Pasal 15 UU Nomor 42 Tahun 1999 tentang Jaminan Fidusia Dalam sertifikat Jaminan fidusia sebagaimana dimaksud dalam pasal 14 ayat (1) dicantumkan kata-kata “DEMI KEADILAN BERDASARKAN KETUHANAN YANG MAHA ESA”. Sertifikat Jaminan fidusia sebagaimana dimaksud dalam ayat (1) mempunyai kekuatan eksekutorial yang sama dengan putusan pengadilan yang telah memperoleh kekuatan hukum tetap. Apabila debitur cidera janji, Penerima Fidusia mempunyai hak untuk menjual benda yang menjadi objek Jaminan Fidusia atas kekuasaannya sendiri. |
Tafsir Baru Jaminan Fidusia Pascaputusan MK
Dalam praktik di lapangan selama ini penerapan UU Fidusia sering menimbulkan kegelisahan di masyarakat, karena seringnya debt collector langsung mengambil paksa jaminan seperti kendaraan bermotor milik debitur. Padahal hal ini tidak dibenarkan oleh ketentuan perundang-undangan, karena jaminan fidusia ini nilai ekonomisnya belum tentu milik kreditur atau lembaga pembiayaan sepenuhnya.
Ilustrasi sederhananya begini, misalnya A memiliki kredit atau pembiayaan pada bank dengan jaminan satu unit sepeda motor. Harga sepeda motor debitur adalah 15 juta, sedangkan sisa kewajiban yang harus dilunasi oleh debitur adalah 8 juta lagi. Ternyata dengan menggunakan jasa debt collector bank langsung mengambil sepeda motor milik debitur. Maka kesimpulannya bank dianggap telah mengambil uang debitur sebesar 7 juta (15 juta dikurangi 8 juta). Hal ini dapat dikatagorikan sebagai tindakan main hakim sendiri (eigenrichting) yang dapat diancam dengan ketentuan pidana.
Berdasarkan ilustrasi di atas tidak jarang ada pihak yang melaporkan permasalahan ini kepada pihak kepolisian. Padahal sebagaimana kita ketahui pada dasarnya hubungan hukum ini adalah hubungan keperdataan (hukum perjanjian). Namun, tidak jarang pihak yang merasa dirugikan menempuh upaya hukum pidana untuk menyelesaikannya sesuai ketentuan Pasal 368 KUHP.

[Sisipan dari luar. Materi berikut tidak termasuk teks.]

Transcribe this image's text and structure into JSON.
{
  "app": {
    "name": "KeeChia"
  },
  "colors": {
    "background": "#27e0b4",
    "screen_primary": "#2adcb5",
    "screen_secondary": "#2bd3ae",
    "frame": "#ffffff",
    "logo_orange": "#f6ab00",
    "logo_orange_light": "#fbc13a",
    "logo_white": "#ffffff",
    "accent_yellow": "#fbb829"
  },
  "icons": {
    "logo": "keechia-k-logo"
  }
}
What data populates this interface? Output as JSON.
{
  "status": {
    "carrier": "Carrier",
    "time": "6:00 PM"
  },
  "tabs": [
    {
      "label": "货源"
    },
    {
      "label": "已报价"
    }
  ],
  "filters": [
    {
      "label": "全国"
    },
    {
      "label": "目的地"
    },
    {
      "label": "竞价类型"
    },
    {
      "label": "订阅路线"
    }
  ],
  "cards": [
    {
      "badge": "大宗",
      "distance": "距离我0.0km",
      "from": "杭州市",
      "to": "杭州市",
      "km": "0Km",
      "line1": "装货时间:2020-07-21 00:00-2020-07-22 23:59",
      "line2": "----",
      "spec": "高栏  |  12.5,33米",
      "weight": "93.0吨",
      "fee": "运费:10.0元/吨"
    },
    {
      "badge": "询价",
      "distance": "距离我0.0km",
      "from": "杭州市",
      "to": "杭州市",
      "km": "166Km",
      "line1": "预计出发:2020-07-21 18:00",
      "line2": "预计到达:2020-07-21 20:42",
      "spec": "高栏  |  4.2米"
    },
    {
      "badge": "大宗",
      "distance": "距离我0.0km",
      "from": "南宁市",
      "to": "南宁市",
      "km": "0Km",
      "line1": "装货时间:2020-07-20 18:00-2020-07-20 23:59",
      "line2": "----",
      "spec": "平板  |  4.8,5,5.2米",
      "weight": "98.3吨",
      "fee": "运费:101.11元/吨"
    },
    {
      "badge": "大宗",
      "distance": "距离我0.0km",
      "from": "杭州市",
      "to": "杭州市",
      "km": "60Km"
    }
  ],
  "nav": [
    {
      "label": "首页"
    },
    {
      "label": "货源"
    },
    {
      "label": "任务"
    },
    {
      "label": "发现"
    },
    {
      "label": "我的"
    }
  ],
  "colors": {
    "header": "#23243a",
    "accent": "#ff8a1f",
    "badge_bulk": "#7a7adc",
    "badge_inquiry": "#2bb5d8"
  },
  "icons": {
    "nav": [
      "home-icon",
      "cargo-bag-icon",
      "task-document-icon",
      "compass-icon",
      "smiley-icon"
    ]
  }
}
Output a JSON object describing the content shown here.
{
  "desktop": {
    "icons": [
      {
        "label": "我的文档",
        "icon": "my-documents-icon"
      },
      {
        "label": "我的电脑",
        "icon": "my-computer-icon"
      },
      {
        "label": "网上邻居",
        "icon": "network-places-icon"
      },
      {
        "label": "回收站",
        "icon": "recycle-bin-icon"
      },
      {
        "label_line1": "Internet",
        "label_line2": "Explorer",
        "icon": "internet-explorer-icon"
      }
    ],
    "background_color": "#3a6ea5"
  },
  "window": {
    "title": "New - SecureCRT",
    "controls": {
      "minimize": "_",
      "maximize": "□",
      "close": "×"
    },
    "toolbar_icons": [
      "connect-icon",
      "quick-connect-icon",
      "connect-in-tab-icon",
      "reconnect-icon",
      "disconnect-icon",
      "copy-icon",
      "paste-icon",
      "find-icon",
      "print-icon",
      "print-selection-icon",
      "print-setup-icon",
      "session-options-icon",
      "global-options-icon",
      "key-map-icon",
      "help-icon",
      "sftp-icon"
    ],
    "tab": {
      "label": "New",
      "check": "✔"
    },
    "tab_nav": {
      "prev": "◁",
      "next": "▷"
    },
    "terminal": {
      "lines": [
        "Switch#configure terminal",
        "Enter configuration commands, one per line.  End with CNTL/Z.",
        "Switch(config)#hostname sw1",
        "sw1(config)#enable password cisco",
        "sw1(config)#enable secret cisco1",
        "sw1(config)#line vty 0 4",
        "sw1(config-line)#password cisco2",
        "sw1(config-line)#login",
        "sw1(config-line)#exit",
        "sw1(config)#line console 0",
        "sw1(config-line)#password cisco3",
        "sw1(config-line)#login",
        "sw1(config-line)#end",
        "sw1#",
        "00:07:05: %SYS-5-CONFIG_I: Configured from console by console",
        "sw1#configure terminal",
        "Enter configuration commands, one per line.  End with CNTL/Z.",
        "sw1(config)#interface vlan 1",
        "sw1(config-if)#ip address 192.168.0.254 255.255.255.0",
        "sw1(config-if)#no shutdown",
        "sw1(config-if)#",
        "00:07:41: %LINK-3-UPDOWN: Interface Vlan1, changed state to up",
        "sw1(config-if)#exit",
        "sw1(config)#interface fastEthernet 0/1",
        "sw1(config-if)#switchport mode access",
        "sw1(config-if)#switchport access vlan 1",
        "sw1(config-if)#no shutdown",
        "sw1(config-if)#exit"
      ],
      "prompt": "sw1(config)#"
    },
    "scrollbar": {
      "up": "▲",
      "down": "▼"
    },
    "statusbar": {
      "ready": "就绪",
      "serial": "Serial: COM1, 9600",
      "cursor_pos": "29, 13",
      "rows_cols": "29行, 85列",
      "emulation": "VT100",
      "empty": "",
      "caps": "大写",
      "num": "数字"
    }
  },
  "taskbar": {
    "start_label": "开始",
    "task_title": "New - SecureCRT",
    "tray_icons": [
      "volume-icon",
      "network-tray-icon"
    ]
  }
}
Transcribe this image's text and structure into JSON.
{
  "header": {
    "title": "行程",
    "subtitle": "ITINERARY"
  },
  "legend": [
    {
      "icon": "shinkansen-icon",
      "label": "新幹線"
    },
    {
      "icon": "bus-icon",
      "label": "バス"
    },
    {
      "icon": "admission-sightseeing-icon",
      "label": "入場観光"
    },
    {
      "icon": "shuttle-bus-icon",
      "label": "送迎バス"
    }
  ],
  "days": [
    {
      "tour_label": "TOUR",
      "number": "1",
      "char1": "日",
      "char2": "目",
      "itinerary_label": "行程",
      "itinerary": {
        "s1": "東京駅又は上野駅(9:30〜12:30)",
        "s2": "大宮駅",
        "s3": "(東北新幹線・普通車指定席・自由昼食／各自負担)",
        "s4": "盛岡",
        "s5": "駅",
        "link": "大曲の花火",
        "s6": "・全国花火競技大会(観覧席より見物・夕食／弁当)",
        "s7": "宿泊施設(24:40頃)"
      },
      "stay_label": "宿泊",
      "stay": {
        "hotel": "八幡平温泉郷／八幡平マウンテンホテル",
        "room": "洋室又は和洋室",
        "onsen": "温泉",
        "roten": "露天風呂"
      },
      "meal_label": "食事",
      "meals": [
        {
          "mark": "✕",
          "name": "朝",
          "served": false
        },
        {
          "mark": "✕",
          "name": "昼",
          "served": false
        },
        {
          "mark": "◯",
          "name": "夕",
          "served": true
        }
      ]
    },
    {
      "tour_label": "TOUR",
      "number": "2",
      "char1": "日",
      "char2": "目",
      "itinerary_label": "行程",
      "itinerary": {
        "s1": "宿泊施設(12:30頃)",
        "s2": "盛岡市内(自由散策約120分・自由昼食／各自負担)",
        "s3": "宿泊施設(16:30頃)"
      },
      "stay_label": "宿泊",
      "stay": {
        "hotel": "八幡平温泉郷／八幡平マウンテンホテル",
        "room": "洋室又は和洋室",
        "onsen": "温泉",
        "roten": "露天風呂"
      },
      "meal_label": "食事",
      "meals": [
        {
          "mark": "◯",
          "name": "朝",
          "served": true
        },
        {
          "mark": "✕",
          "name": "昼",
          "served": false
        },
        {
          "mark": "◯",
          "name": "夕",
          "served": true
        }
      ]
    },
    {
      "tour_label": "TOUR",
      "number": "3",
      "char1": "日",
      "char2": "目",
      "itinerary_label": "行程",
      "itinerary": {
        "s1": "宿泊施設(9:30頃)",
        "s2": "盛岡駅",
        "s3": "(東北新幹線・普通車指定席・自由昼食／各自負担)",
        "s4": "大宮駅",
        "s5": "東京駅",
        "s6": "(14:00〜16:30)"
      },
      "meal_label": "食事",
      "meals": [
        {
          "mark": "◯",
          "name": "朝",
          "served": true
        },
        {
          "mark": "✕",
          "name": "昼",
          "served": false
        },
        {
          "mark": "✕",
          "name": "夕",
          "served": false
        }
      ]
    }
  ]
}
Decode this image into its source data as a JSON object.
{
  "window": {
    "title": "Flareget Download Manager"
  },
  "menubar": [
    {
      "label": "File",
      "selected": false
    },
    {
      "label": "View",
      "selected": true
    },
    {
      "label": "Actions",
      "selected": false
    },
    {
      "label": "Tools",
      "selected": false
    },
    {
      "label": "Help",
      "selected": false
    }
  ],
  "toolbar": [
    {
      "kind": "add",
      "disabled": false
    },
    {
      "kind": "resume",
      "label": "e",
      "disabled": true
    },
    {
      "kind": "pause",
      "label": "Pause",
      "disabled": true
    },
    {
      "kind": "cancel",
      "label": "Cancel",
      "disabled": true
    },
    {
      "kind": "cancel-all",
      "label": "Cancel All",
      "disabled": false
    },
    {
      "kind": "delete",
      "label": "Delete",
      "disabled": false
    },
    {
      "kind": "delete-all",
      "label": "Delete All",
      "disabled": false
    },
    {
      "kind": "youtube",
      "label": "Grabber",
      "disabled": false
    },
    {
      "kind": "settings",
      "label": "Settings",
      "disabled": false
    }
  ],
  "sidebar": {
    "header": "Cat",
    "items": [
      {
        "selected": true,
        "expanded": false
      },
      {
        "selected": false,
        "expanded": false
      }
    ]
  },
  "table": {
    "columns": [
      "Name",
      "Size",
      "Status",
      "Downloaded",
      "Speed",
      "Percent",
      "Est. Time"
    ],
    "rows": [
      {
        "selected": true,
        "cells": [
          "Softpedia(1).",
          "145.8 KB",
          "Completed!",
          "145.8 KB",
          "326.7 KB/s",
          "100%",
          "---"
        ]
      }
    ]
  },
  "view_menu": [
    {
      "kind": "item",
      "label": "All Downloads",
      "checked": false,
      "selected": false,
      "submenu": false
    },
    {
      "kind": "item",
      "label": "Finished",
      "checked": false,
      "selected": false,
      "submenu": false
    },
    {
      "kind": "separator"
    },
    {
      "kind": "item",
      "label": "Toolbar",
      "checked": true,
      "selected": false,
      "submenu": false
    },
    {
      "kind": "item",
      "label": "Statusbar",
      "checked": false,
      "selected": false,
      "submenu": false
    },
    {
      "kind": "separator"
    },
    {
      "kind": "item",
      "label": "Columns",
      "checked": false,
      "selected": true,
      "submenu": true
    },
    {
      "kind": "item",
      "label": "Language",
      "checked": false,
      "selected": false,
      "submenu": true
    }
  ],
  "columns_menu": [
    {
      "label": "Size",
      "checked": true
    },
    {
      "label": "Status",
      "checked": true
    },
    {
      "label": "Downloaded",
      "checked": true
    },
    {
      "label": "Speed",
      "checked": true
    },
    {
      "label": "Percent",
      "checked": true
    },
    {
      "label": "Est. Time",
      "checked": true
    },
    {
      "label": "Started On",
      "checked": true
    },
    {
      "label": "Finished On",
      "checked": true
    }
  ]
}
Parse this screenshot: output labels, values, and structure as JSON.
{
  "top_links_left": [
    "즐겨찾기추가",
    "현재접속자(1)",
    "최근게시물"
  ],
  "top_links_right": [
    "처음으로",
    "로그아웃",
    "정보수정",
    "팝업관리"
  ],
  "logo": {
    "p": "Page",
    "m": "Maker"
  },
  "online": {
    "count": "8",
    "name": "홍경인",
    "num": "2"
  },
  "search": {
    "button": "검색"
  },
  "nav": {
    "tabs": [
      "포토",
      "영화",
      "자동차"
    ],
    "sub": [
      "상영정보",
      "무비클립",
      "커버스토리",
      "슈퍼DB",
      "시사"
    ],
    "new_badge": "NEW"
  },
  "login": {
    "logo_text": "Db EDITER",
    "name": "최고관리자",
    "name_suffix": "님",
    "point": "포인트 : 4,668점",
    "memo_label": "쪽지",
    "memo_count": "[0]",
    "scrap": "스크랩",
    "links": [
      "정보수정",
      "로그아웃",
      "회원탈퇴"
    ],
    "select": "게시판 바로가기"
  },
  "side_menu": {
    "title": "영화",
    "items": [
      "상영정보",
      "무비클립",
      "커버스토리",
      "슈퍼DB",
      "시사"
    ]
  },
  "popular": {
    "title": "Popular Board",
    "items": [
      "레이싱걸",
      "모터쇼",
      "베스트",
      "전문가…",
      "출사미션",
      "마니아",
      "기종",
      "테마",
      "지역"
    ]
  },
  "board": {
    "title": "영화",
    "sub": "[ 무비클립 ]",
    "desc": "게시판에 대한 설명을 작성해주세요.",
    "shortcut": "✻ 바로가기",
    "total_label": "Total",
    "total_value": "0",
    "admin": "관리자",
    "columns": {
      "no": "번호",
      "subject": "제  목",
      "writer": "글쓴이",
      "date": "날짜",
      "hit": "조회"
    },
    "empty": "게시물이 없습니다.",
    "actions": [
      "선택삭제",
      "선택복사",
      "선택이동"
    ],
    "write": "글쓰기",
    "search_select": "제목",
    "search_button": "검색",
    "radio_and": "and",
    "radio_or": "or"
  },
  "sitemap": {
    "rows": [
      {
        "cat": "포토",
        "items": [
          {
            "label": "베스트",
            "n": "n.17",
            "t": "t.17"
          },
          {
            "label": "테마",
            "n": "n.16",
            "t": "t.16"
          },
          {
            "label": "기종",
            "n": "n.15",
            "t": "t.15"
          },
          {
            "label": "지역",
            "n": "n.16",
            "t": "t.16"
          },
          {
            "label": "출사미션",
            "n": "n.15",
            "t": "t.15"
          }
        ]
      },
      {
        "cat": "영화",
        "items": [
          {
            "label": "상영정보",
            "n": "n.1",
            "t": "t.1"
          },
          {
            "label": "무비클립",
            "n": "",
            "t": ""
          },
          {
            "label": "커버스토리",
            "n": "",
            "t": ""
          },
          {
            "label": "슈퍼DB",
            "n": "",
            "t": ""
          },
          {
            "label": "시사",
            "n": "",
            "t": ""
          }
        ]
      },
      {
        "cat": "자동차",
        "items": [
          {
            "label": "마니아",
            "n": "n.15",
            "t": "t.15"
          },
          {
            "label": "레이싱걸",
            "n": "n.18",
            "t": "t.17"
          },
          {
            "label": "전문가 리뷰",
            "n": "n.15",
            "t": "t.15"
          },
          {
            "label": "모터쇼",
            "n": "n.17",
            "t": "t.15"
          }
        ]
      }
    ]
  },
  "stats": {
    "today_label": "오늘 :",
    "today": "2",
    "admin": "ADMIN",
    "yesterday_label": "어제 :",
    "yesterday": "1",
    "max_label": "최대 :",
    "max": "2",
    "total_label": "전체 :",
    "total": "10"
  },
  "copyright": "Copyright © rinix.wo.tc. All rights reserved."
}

Pasal 368 KUHP selengkapnya berbunyi: Barang siapa dengan maksud untuk menguntungkan diri sendiri atau orang lain secara melawan hukum, memaksa seorang dengan kekerasan atau ancaman kekerasan untuk memberikan barang sesuatu, yang seluruhnya atau sebagian adalah kepunyaan orang itu atau orang lain, atau supaya membuat utang maupun menghapuskan piutang, diancam karena pemerasan dengan pidana penjara paling lama sembilan bulan.
Melihat kenyataan di lapangan Mahakamah Konstitusi (MK) beberapa waktu lalu menangkap sinyal ini dengan mengeluarkan putusan sekaligus mengubah tafsir Pasal 15 UU Fidusia. MK melihat tidak ada kepastian hukum tentang tata cara eksekusi dan kapan sebenarnya waktu debitur dinyatakan wanprestasi atau gagal memenuhi kewajibannya. Karena pada kenyataannya terkadang debitur tidak memiliki kesempatan untuk membela diri karena adanya paksaan atau kekerasan dari debt collector. Dampak dari ketidakpastian pasal ini menimbulkan persoalan konstitusionalitas dalam penerapannya.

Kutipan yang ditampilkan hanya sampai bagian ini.